Gasp, nefret, cadı avı
Nefret operasyonları kapsamında proje mahkemelerinden alınan kararlarla 80'e yakın özel işletmeye kayyım atandı. Bank Asya, Koza İpek Grubu, Kaynak Holding gibi dev şirketler ve bağlı bulundukları kurumlar gasp edildi. Kayyım atamasıyla ilgili dosyada tek bir suç delili gösterilemezken tek yasal dayanağın müfettiş raporları olması dikkat çekti. Teşebbüs hürriyeti ve mülkiyet hakkı sıfırlandı.
MEDYADA KIYIM: 3 BİN 700 İŞSİZ
Son 6 ayda 3 bin 700 kişi işini kaybetti. İpek Medya Grubuna yapılan kayyım gaspından sonra Bugün ve Millet gazeteleri ile Bugün TV ve Kanaltürk TV'de çalışan 600 çalışan işsiz kalmıştı. Samanyolu Yayın Grubu, Türksat uydusundan çıkarılınca 800 kişiyi işten çıkarmak zorunda kaldı. Zaman Gazetesi, Cihan Haber Ajansı ve Cihan Medya Dağıtıma kayyım atamasıyla 1700 çalışan işsiz kaldı.

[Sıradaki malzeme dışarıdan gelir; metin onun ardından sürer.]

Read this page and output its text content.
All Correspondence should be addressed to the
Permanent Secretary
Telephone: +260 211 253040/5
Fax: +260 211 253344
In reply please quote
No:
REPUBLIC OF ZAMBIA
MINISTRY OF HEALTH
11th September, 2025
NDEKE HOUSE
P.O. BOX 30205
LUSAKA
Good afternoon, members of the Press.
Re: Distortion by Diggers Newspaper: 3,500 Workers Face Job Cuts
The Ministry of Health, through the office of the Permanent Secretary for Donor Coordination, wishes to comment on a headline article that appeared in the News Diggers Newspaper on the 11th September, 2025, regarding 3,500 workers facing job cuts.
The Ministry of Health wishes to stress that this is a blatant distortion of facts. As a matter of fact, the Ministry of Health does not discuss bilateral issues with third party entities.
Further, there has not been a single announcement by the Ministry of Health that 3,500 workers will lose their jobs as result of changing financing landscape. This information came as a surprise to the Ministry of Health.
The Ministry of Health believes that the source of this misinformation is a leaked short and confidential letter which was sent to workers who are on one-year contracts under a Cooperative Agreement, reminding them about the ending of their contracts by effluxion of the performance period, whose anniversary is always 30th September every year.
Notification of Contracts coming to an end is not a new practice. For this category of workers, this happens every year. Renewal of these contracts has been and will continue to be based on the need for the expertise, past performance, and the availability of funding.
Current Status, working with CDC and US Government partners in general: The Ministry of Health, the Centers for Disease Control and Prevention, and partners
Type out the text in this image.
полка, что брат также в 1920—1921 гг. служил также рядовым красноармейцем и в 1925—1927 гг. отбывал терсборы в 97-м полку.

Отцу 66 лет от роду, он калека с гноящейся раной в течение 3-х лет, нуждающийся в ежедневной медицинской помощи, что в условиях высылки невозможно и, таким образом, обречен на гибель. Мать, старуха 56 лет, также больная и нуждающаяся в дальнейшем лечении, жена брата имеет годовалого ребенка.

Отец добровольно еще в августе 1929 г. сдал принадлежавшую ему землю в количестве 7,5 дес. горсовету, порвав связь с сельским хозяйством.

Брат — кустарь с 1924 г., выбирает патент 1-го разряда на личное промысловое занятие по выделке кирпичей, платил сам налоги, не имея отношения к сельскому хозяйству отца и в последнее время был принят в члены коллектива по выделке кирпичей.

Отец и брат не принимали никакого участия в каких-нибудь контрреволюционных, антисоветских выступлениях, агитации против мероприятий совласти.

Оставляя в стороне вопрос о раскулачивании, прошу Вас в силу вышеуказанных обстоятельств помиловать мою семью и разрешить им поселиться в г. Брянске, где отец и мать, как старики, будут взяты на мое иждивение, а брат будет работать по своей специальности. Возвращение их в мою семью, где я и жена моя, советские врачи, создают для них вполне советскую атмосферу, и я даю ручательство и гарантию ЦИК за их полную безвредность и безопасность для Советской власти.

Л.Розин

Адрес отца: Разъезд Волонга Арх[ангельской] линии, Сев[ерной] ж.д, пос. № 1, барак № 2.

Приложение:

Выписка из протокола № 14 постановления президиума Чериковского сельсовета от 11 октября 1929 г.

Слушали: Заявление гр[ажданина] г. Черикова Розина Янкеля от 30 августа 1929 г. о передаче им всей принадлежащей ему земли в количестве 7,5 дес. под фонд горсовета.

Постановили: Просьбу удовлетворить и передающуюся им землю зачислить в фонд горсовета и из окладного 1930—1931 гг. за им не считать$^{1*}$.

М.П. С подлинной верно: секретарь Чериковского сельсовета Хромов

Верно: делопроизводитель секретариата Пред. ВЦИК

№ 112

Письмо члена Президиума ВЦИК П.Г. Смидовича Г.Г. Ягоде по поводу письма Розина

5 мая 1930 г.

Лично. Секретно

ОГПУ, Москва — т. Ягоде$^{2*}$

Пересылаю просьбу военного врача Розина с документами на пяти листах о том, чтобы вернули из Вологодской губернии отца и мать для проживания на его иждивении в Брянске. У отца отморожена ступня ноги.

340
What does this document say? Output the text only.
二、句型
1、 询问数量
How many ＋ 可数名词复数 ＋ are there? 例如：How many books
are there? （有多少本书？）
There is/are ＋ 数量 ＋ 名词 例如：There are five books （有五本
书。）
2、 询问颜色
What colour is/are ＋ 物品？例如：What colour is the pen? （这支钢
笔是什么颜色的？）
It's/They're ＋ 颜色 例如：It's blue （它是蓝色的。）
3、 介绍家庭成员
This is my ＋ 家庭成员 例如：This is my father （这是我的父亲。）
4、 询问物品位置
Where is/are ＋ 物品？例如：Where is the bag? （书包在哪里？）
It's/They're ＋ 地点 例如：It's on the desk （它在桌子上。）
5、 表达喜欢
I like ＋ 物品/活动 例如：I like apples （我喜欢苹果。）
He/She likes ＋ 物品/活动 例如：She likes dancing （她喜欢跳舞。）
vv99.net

3 AYDA 150 EĞİTİM KURUMUNA KAYYIM
Paralel paranoyasıyla sürdürülen nefret operasyonlarından en büyük zararı başarılarıyla adından söz ettiren eğitim kurumları gördü. Aralarında Özel Fatih Koleji, Anafen Dershaneleri, Özel Coşkun Nilüfer Okulları, Körfez Yayınları, Anadolu Fen Eğitim, gibi köklü eğitim kurumlarına polis eşliğinde girilerek eğitime darbe vuruldu. Türkiye'nin bir çok ilinde 150'ye yakın kolej ve dershane statüsündeki eğitim kurumuna kayyım atandı. MEB, AYM kararına rağmen dershanelere ruhsat izni vermeyerek 17 bin öğretmeni mağdur etti.
BURS VE KURBAN NEDENİYLE 3 BİN 500 GÖZALTI
Sulh Ceza Hakimlikleri'nden alınan skandal kararla binlerce hayırseverin koluna kelepçe takıldı. Nefret operasyonları kapsamında şimdiye kadar 3 bin 500 hayırsever gözaltına alındı. Bunlardan 600 kadarı ise dosyada tek bir delil bulunmamasına rağmen terör suçlamasıyla tutuklandı. Özellikle Kurban, burs, sadaka ve zekat verdikleri için 80-90 yaşındaki dedeler de cadı avına maruz kaldı.
ZULÜM ANNELERİ BEBEKLERİNDEN AYIRDI
KPSS soruşturmasında gözaltına alınan ve 10 aylık bir bebeği bulunan anne sorgu sürecinde yüzlerce kişinin olduğu adliye koridorunda zor şartlarda bebeğini emzirmek zorunda kaldı. Zulmün hedefi olan bir başka anne ise 1,5 yaşındaki çocuğunu teslim edeceği kimse olmayınca ifadeye çocuğuyla gelmişti. Annenin isteği kabul edilmeyerek 1,5 yaşındaki bebek “Burası kreş değil, dışarı çıkarın çocuğu” denilerek emniyetin kapısına konulmuştu. Öte yandan hayırseverlere yapılan operasyonlarda 16 aylık bebeğini emzirirken bir anne gözaltına alınmıştı. Kış ortasında anneannesi tarafından Emniyet binasına getirilen bebeğini nezarethanede emzirmek zorunda kalmıştı.